48. Bölüm

48- Birlikte Dayanmak

Sude Kayhan
poncikss1234

“En zor fırtınalarda bile, Birlikte dayanmak, en sağlam limandır.”

Sabaha karşı gökyüzü, hafif hafif kızıl tonlara bürünmüştü. Duru ile hemen odama çekilip gece kıyafetlerimizi çıkartıp ona ayarladığım pijama takımını ona uzattım. Ben de hemen rastgele seçtiğim kıyafetlerimi giyinip makyajımızı sildik ve ardından salona girdik. Bintuğ ile Aydemir’in de üzerlerini değiştirdiğini görünce, onları mutfağa çağırdım. Masada herkes sessizce yerini almıştı; havada, uzun zamandır içimize attığımız sözlerin ağırlığı vardı.

Bintuğ, derin bir nefes aldıktan sonra kırgınlıklarını anlatmaya başlamıştı. “Seninle aramızdaki mesafe giderek büyüdü,” dedi. “Ne hissettiğini hiç anlamaya çalışmadım mı? Hep suskun kaldın, ben yanına gelmek istediğimde sen hep uzaklaştın.”

Onun bu sözleri, içinde biriken öfke ve üzüntüyü hissediyordum. “Bintuğ,” dedim, “belki de sen, ne yaşadığımı hiç sormadın. Benim sessizliğim, bencilce sandığın davranışlarım... Hepsi aslında kendimi koruma çabasıydı. Yalnız bırakıldım, anlamaya çalışılmadım.”
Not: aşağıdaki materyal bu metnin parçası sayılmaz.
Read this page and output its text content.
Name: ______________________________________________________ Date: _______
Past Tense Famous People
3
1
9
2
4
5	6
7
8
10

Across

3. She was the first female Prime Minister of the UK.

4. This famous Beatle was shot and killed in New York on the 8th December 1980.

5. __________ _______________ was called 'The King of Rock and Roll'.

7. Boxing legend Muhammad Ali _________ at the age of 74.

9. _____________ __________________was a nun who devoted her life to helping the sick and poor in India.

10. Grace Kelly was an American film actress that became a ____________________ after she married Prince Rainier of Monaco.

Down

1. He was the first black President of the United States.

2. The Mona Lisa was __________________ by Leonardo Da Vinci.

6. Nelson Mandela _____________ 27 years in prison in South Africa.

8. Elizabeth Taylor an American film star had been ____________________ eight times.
“Ben mi yalnız bıraktım seni?” diye yanıt verdi, sesi biraz sertleşerek. “Kendi dünyanda yaşadın, biz orada yokmuşuz gibi... Ben hep bekledim, senin bir adım atmanı, ama hiçbir şey olmadı.”

Sohbet ilerledikçe, kırgınlıklar birbirine karışıyor, her söz biraz daha ağırlık kazanıyordu. Duru ve Aydemir, sessizce araya girip bizi sakinleştirmeye çalışıyorlardı. Duru, “Hepimiz yorgunuz ama birbirimizi anlamaya ihtiyacımız var,” dedi yumuşak bir sesle. Aydemir ise “Burada susmak çözüm değil, konuşmalıyız ki birbirimizi duyabilelim,” diye ekledi.

Ben, tüm yorgunluğumla, “Bintuğ, ben de kırgınım. Sadece beklentilerini karşılayamadığım için değil, beni dinlemediğin, anlamaya çalışmadığın için. Yalnız bırakıldım,” dedim. Göz göze geldiğimizde ikimizde aynı gerçeği gördük: Biz birbirimizi anlamayı öğrenememiştik.

“Belki de,” dedi Bintuğ, “Bu gece bir başlangıçtır. Ama değişmek zorundayız ikimiz de.”

“Evet,” diye onayladım, “Değişmek... başka çaremiz yok.”

O an, kırgınlıkların arasında bir umut kıvılcımı belirmişti. Sessizliğe gömülen mutfakta, sabahın ilk ışıklarıyla birlikte, biz de birbirimize bir adım atmıştık.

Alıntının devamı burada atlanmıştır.